Хорошо – потому что Гитлер был безумцем, а на безумии Гитлера Британия выжила. Дюнкерк не должен был кончиться так, как кончился, и не кончился бы, если бы вермахт продолжал гнать в спину; но Гитлер остановил танки на двое суток, и за эти двое суток триста тридцать тысяч англичан пересели на корабли. Битва за Англию не должна была быть выиграна, и не была бы выиграна, если бы Геринг продолжал бить по аэродромам; но Гитлер приказал бить по Лондону, и за полтора месяца Королевские ВВС восстановились. Поход на Россию не должен был начаться в сорок первом, и не начался бы, если бы немцы продолжали добивать Британию; но Гитлер повернул на восток, и Британия получила полугодовую передышку, которая теперь шла к концу. Каждое из этих решений было подарком, и каждый подарок шёл по одному и тому же адресу – Уинстону Черчиллю, шестидесяти семи лет, обладателю упрямства, виски и двадцати дивизий, которых не хватало ни на что, кроме того, чтобы стоять и не падать. Мёртвый Гитлер означал конец подаркам.

Это была первая мысль. Вторая, пришедшая через минуту, была: плохо.
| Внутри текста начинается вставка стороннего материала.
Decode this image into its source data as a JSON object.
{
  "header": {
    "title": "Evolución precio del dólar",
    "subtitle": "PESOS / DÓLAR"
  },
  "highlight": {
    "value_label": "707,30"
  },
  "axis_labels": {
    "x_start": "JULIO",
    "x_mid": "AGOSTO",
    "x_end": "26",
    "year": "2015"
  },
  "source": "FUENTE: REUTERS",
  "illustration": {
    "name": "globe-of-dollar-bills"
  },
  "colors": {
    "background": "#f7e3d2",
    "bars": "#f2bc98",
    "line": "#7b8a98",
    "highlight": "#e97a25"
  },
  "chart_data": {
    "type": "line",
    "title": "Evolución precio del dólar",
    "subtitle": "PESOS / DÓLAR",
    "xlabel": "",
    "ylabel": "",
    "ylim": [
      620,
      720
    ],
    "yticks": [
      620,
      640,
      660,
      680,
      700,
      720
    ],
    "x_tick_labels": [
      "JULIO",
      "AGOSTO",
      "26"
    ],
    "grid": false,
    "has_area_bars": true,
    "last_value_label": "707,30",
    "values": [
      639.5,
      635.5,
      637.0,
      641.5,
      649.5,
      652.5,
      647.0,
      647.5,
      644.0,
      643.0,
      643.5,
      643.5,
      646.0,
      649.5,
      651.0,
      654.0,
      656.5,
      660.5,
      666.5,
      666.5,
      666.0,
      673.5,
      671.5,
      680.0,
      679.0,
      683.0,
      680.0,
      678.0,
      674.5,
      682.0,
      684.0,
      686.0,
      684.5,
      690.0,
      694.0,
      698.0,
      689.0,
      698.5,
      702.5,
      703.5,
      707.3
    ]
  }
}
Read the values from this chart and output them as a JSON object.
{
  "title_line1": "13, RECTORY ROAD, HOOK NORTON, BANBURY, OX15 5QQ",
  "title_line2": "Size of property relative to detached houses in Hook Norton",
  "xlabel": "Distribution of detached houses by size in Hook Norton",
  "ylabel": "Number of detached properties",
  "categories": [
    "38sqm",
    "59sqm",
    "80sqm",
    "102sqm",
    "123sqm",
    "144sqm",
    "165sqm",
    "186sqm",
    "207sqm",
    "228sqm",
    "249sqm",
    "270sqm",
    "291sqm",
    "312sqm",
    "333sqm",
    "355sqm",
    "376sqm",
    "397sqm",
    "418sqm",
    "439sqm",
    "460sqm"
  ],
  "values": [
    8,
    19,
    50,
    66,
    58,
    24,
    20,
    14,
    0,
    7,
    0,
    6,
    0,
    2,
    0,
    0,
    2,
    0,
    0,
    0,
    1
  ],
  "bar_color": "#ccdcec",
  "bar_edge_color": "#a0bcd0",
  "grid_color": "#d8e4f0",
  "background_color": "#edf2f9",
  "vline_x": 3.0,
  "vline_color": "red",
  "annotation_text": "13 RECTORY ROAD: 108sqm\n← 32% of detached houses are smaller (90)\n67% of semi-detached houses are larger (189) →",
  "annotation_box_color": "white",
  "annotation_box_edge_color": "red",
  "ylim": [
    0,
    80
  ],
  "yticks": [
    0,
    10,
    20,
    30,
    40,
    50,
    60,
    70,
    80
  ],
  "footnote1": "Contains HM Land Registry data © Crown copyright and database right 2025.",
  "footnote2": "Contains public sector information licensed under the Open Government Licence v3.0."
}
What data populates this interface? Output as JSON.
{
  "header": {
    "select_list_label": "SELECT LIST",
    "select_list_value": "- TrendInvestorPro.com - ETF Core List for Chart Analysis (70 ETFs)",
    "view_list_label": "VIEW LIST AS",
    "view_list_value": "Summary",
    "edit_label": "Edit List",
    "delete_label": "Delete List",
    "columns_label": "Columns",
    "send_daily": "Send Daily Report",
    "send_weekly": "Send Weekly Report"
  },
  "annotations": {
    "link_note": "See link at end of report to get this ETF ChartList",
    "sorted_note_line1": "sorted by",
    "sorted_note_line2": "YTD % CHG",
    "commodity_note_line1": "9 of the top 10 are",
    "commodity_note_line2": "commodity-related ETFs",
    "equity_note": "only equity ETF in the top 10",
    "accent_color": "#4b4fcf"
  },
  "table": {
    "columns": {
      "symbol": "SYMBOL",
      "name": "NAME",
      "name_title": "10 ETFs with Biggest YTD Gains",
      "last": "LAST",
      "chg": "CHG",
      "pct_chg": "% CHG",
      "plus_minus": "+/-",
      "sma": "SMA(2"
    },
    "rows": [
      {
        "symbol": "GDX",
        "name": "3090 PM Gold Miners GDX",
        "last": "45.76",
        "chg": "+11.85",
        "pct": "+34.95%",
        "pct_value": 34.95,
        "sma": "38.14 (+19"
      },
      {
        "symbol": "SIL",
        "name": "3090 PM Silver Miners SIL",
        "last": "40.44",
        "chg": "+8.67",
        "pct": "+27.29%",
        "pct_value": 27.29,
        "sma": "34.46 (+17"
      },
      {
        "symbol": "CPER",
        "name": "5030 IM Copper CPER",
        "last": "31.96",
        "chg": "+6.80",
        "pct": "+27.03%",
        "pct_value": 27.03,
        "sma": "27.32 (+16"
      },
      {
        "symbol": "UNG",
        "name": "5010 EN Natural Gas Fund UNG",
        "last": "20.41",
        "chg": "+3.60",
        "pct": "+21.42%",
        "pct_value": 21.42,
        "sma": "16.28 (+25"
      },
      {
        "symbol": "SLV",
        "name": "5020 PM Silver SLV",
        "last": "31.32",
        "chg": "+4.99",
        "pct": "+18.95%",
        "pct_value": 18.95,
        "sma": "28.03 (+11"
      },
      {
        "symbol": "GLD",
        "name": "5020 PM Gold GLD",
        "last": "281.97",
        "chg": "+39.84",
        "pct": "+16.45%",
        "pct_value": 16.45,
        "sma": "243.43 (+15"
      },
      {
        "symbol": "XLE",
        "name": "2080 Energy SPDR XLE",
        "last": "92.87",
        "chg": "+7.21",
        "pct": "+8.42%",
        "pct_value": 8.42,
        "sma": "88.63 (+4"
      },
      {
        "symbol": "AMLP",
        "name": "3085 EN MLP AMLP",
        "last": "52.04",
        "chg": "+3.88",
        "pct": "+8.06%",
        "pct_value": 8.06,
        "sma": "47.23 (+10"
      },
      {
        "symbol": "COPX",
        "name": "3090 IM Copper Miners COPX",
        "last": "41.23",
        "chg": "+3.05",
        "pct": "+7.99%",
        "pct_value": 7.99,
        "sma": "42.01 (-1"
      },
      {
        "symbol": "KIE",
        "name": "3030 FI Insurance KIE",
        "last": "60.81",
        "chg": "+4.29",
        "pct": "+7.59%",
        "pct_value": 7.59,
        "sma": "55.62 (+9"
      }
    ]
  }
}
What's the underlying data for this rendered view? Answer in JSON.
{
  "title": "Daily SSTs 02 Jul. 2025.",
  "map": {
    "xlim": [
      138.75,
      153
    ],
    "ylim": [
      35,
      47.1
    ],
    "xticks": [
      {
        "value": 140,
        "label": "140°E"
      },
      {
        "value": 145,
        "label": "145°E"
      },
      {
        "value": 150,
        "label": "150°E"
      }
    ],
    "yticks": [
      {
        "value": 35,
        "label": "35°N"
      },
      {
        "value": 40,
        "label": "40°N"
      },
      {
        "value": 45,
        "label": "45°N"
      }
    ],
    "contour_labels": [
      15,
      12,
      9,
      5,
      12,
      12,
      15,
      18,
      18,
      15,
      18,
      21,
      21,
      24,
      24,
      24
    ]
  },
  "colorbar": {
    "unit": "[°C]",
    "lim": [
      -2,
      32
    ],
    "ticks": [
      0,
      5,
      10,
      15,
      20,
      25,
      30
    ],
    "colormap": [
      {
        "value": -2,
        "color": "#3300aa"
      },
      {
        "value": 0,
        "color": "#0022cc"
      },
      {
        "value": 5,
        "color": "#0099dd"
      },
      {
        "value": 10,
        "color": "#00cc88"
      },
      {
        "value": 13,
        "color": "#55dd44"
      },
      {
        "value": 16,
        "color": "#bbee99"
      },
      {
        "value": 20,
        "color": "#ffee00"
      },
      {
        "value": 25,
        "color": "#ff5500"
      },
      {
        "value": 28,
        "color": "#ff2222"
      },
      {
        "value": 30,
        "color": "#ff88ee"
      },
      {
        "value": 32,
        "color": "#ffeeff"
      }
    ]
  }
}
Плохо – потому что Бек. Людвиг Бек, генерал-полковник, бывший начальник Генерального штаба сухопутных сил Германии, ушедший в отставку в тридцать восьмом году в знак протеста против гитлеровских планов войны с Чехословакией, был известен Черчиллю не лично, а по досье, которое МИ-6 составляла на каждого немецкого генерала с тридцать пятого года и которое Черчилль читал лично, не доверяя ни сводкам аналитиков, ни докладам помощников, потому что в людях он разбирался лучше, чем в машинах, и считал, что войны выигрывают не пушки, а люди, водящие пушки. В досье Бека было сказано: штабист, осторожный, умный, мягок в манерах, твёрд в принципах, ушёл от Гитлера в тридцать восьмом, потому что предвидел катастрофу за три года, и катастрофа произошла. Человек, который видит катастрофу за три года и уходит, это человек особого устройства; во главе Германии, ведущей войну, такой человек – не подарок. Такой человек не будет бросать дивизии в безнадёжные атаки, потому что предвидит исход. Такой человек не будет объявлять войну ни одному государству, которому ещё не объявлена война. Такой человек будет отступать, когда отступление выгоднее, и наступать, когда наступление гарантировано, и для союзников Германии, кем бы они ни были, такой человек скорее освобождение, чем гибель, а для противников – наоборот. Бек на месте Гитлера означал, что Германия перестанет ошибаться. Германия, которая перестаёт ошибаться, это Германия, которую невозможно победить никакими подарками; её нужно ломать упрямой, медленной, дорогой работой, на какую у Британии не хватало ни сил, ни времени.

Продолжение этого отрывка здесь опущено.